Hätte, hätte, hätte

Es hätte ein perfekter Fußballnachmittag werden können. Die Eintracht hatte seit einiger Zeit am Vorabend ihr Spiel nicht verloren, die Sonne schien, es war warm. Als ich mich dem Stadion, der Alten Försterei, näherte, schallte mir Girls & Boys von Blurs 1994er Album Parklife entgegen. Bald danach folgten die Pixies. Überhaupt muss ich mal sagen, dass das Musikprogramm beim 1. FC Union jetzt vielleicht nicht als exzellent einzustufen ist, aber im Vergleich zu den mir ansonsten bekannten Stadien immer die beste Songauswahl hat. Aber das nur nebenbei.

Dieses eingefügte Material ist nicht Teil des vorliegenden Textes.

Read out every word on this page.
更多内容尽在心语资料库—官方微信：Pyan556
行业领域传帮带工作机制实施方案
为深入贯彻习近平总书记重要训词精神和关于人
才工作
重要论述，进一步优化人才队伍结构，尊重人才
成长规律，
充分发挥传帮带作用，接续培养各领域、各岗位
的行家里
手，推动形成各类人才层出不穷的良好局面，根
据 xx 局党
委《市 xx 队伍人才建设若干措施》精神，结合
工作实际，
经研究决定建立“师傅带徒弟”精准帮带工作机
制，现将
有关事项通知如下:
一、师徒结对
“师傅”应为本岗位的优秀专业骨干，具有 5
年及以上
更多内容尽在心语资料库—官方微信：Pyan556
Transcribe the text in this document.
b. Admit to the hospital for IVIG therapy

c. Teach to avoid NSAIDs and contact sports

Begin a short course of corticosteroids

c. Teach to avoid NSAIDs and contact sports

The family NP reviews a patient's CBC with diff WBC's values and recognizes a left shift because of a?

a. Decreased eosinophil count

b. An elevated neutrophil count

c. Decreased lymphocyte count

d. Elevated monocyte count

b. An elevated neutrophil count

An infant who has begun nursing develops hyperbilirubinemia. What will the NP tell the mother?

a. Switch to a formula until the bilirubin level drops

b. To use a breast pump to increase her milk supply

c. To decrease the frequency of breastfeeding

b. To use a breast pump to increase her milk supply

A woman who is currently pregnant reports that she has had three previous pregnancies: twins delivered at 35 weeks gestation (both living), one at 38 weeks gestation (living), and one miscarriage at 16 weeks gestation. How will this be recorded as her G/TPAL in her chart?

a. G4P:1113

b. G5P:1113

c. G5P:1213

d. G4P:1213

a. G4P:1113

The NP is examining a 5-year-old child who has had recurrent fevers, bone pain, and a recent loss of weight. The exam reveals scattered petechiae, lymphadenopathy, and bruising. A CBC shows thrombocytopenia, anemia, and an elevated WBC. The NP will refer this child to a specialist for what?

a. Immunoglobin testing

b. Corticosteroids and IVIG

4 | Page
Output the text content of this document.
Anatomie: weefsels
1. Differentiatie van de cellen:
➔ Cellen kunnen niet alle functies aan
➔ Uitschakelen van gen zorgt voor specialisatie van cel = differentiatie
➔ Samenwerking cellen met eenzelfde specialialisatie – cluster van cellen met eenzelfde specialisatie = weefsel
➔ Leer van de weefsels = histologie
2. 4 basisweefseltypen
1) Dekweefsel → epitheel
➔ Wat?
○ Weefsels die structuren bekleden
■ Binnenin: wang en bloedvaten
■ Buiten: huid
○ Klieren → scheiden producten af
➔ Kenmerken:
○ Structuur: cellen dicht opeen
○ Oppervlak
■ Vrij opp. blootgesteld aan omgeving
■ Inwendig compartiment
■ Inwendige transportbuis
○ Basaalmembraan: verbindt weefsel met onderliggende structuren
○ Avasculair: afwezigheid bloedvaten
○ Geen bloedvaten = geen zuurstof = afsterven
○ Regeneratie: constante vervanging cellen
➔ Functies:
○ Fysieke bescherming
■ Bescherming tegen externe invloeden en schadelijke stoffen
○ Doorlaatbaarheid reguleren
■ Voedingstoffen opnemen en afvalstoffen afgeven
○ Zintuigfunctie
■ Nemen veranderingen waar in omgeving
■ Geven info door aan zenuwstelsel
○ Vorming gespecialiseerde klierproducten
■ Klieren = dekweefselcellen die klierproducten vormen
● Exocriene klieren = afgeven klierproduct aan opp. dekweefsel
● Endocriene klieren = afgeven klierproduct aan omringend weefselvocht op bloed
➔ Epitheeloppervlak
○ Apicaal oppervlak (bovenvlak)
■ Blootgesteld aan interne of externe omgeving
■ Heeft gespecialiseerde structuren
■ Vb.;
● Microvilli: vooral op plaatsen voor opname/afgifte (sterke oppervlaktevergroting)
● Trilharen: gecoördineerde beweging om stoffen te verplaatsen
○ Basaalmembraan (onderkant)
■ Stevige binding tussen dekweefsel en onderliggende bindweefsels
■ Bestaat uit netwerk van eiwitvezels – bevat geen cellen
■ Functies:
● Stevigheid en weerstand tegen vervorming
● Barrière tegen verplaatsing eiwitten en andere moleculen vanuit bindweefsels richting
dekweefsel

Die Spieler hätten sich äußerst motiviert Aufwärmen können. Kein Wunder, sie hätten mit einem Sieg gegen die 2. Mannschaft von FC Energie Cottbus doch wieder zur Tabellenspitze aufschließen können, den Traum von der 2. Bundesliga weiterträumen können. Man hätte dann die Fansituation ausnutzen können. Die eigenen Reihen hätten mit Anhängern gefüllt sein können, während bei den Lausitzern gerade mal etwa 20 Leutchen hätten mitgereist sein können, von denen einer auch noch heftig die „Pro AF“-Fahne schwingen könnte, er sich also auch für einen Weiterbetrieb der Alten Försterei stark machen könnte.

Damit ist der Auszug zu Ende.